Le ruote in carbonio e il peso complessivo ridotto fanno la differenza nei rilanci e nelle accelerate: si sente subito la leggerezza del pacchetto. Anche a velocità sostenuta il mezzo risulta stabile e ben piantato, senza quel “nervosismo” tipico di alcune XC troppo aggressive.
In curva
Qui la XR si diverte. L’angolo di sterzo non esasperato unito al carro di lunghezza ridotta dona un ottimo mix di agilità e stabilità. Nei tornanti stretti la bici risponde prontamente agli input del manubrio, mentre ad andature più sostenute il bilanciamento generale e il baricentro basso (grazie alla posizione ribassata dell’ammortizzatore) la rendono sicura e prevedibile.
Sul tecnico lento la sospensione posteriore lavora molto bene, mantenendo la ruota incollata al terreno e aumentando la trazione in uscita di curva. Gli pneumatici racing scivolano poco e il feeling generale è di grande controllo. Non è una trail bike, ma permette di guidare con margine anche su tratti più impegnativi rispetto al classico XC di qualche anno fa.
In salita
È probabilmente il terreno dove la XR esprime il meglio di sé. Su rampe ripide e tecniche la combinazione di cinematica efficiente, peso contenuto e geometria steep permette di mantenere un’ottima trazione senza alleggerimenti dell’anteriore. Anche pedalando seduti su pendenze oltre il 15-18% la ruota davanti resta piantata.

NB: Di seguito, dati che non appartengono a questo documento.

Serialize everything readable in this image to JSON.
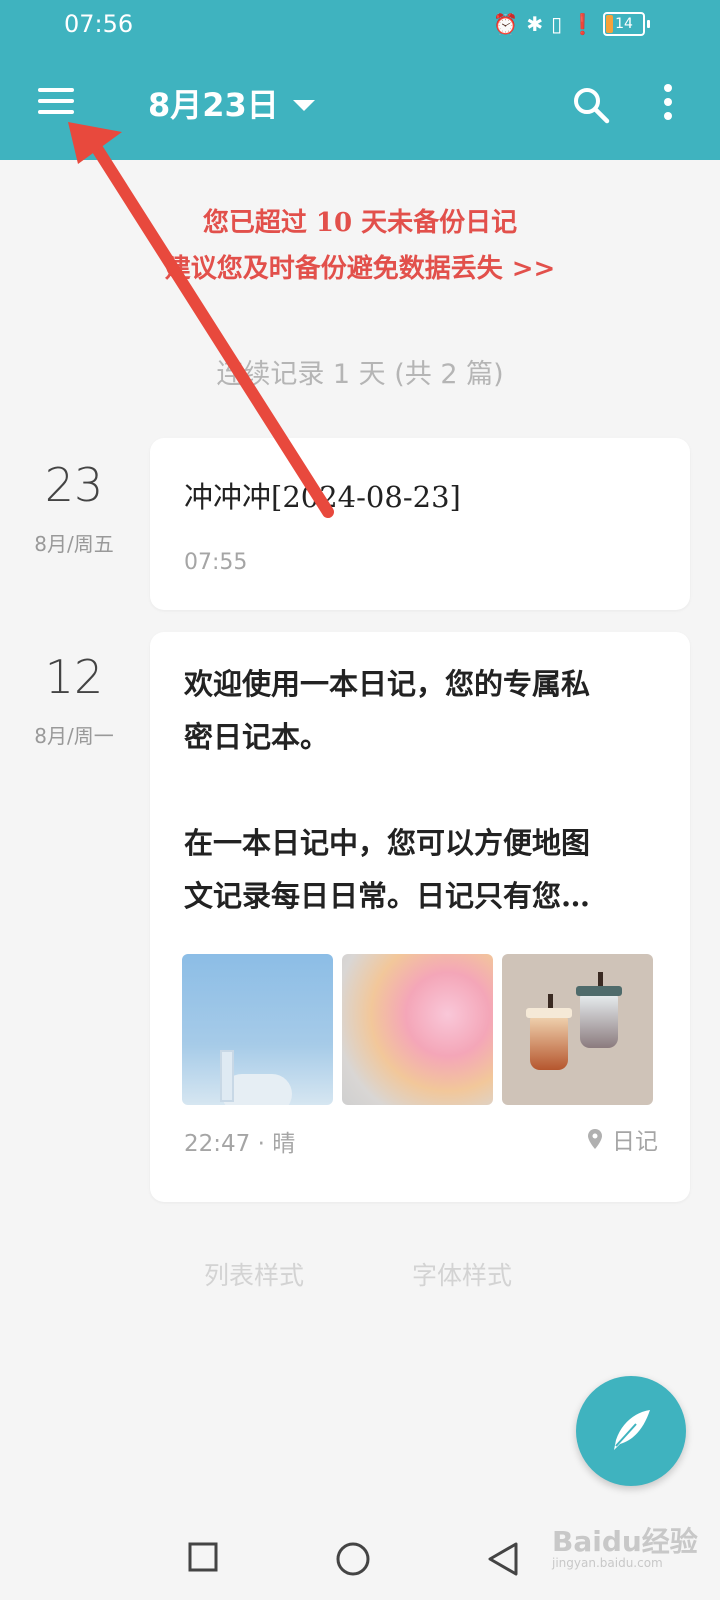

Ho provato a lasciare tutto aperto su salite sconnesse: la sospensione resta attiva e assorbente senza far pompare eccessivamente. Passando in Medium o Firm si trasforma in una scalatrice implacabile, con pochissima dispersione di energia. La rigidità del telaio aiuta a trasformare ogni watt in avanzamento. Su lunghe salite da marathon la posizione in sella resta comoda anche dopo diverse ore. In aggiunta, la presenza del comando remoto per entrambe le sospensioni permette di adattarsi rapidamente al terreno senza perdere la concentrazione.
In discesa
I 120 mm di escursione si fanno sentire positivamente. La XR affronta con sicurezza discese veloci e piene di radici o sassi dove una vecchia XC da 100 mm avrebbe sofferto. La sospensione posteriore è progressiva e supportiva a metà escursione, dando un bel feeling di sicurezza senza mai “affondare” troppo.

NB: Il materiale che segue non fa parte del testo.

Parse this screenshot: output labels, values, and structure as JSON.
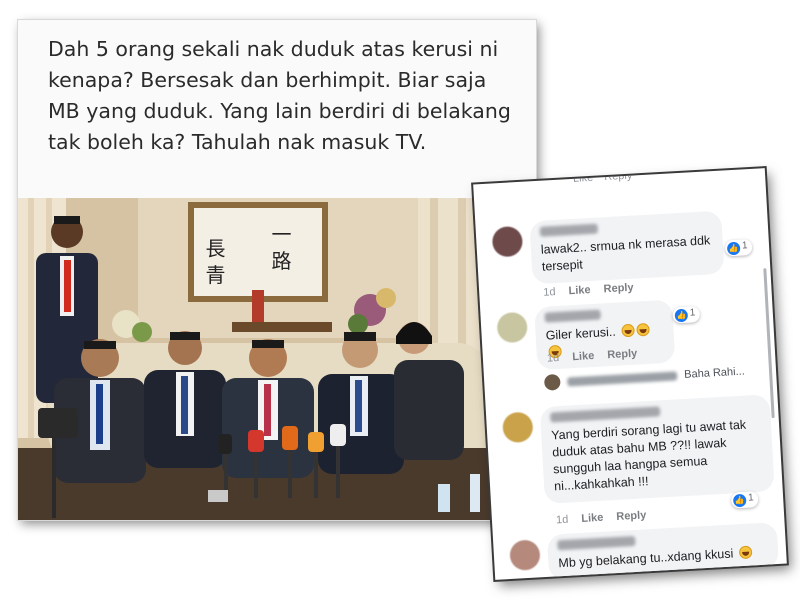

La precisione di guida è elevata: la bici segue fedelmente la traiettoria impostata e reagisce bene ai correttivi. Nei tratti veloci e guidati si apprezza la stabilità data dalla geometria aggiornata. Ovviamente non è una bike da enduro, ma per un XC attuale offre un margine di sicurezza notevole e permette di mantenere velocità elevata anche su terreni molto sconnessi. L’unico piccolo appunto è che su discese molto ripide e tecniche estreme si avverte il limite delle gomme racing (ottime sul veloce, meno sul bagnato estremo), ma questo è normale per una bici di questa categoria.
Conclusioni
La nuova Lapierre XR 2026 è una delle piattaforme XC più convincenti del momento. Lapierre è riuscita a creare una bici che è allo stesso tempo leggera, efficiente in salita e sorprendentemente capace in discesa, senza compromessi eccessivi. Il feeling è omogeneo, reattivo e “vivo”, con una cinematica ben riuscita che bilancia anti-squat e sensibilità. È una bici polivalente: perfetta per chi fa gare XCO/XCC, ma abbastanza confortevole e capace da affrontare marathon impegnative o trail veloci. La gamma completa, con lo stesso telaio su tutti i modelli, è un altro punto di forza.